Encantado com os nomes das ruas, que guardam o sabor de falares muito antigos, o viajante ia à procura dum rio de mel e não deu com ele. Não lobrigou sequer um rio. Num pequeno largo encontrou a taberna velha, com os seus postigos de batente, hoje parados, há muito que não dão passagem a ninguém. Quem sabe se ruminando em convívios antigos, ou passadas alegrias, estavam dois paisanos sentados num maçadoiro de pedra, mal lhe devolveram os bons-dias. Mas acabaram a dar-lhe notícia da casa do padre santo, além desabitada, ao fundo daquela rua. Um padre santo! O viajante fica a pensar nestes exagerados modos de falar. Olha a casa de pedra, sem ninguém lá dentro, que os santos acabaram. Ou acabou-se o mundo em que eles tinham lugar.
E é nestes indecisos pensamentos que o viajante encontra a dona Glória a traquinar num pequeno quinteiro, enquanto apazigua um cadelito, que insiste em empinar-se às pernas do intruso. Este pediu-lhe inculcas sobre o nome da terra, assim tão pouco visto e tão cheio de promessas.
- Sempre lhe ouvi chamar assim, dês que tenho lembrança, a gente sabe lá!
O viajante pensa que o mesmo responderia o cadelito, se não estivesse tão zangado. E conclui que o topónimo há-de ser muito antigo, a avaliar pela idade da dona Glória.

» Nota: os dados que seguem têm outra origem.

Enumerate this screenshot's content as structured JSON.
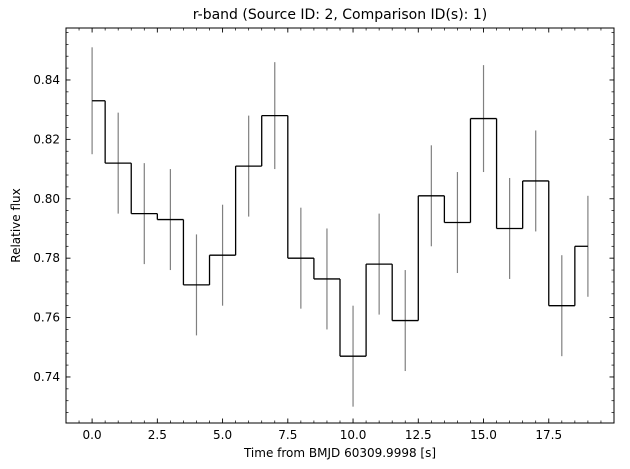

Desarmado e perplexo, fica o viajante sem saber por onde prosseguir. Esperava encontrar uma curiosidade interessante, mas agora vê-se de mãos vazias e não sabe o que fazer. Já viu a igreja matriz, com três ventanas sineiras e uma torre que lhe pareceu inacabada. É uma fábrica ampla, de imponência bastante, embora sufocada pelo casario. Mas não pôde ver o que está lá dentro, porque não descobriu maneira de entrar. Já viu que as ondas da emigração não provocaram no corpo desta aldeia as mudanças radicais que o viajante já tem visto. A geografia dela é a que sempre foi, e não se alterou o desenho antigo das ruas, cuidadosamente empedradas. Pelas marcas dos esgotos, descobre o viajante que esta obra foi feita antes de ter chegado a enxurrada dos fundos. É um caso notável e muito pouco visto, ele haverá uma razão para isso, quem sabe se um zeloso presidente da junta, um compadrio político, o viajante não o sabe. No mais, a aldeia conserva o núcleo original, e as construções havidas, que são muitas, fizeram-se no seu interior. Apenas além, ao fundo da rua do Ribeirinho, cresceu uma zona moderna, com chalés que não escandalizam, e um centro social a merecer aplauso, assim visto de fora.
Desarmado como ficou, e à falta de informação mais viva, o viajante resolve ir consultar os seus cadernos, que é onde devia ter começado. Decide voltar ao princípio e dirige-se ao carro, que ficou à espera estacionado ali no largo, em frente da capela de Nossa Senhora do Bom Sucesso.
Este é o terreiro mais ancho e dilatado da aldeia, e dum adro assim desafogado é que a igreja matriz lhe pareceu muito precisada. O viajante não sabe quando ela foi construída, nem conhece a idade desta capela. Diz-lhe a imaginação, e não sem lógica, que nalgum tempo já foi aqui o adro da aldeia, talvez o campo santo, em volta da capela. O cemitério moderno ainda hoje fica ali ao lado. E a matriz, que terá vindo mais tarde, acolheu-se onde pôde, e lá ficou a respirar a custo, afogada entre as casas. O viajante põe-se a cogitar, e conclui que só é um bom pastor o que mantém debaixo da mirada o seu rebanho inteiro.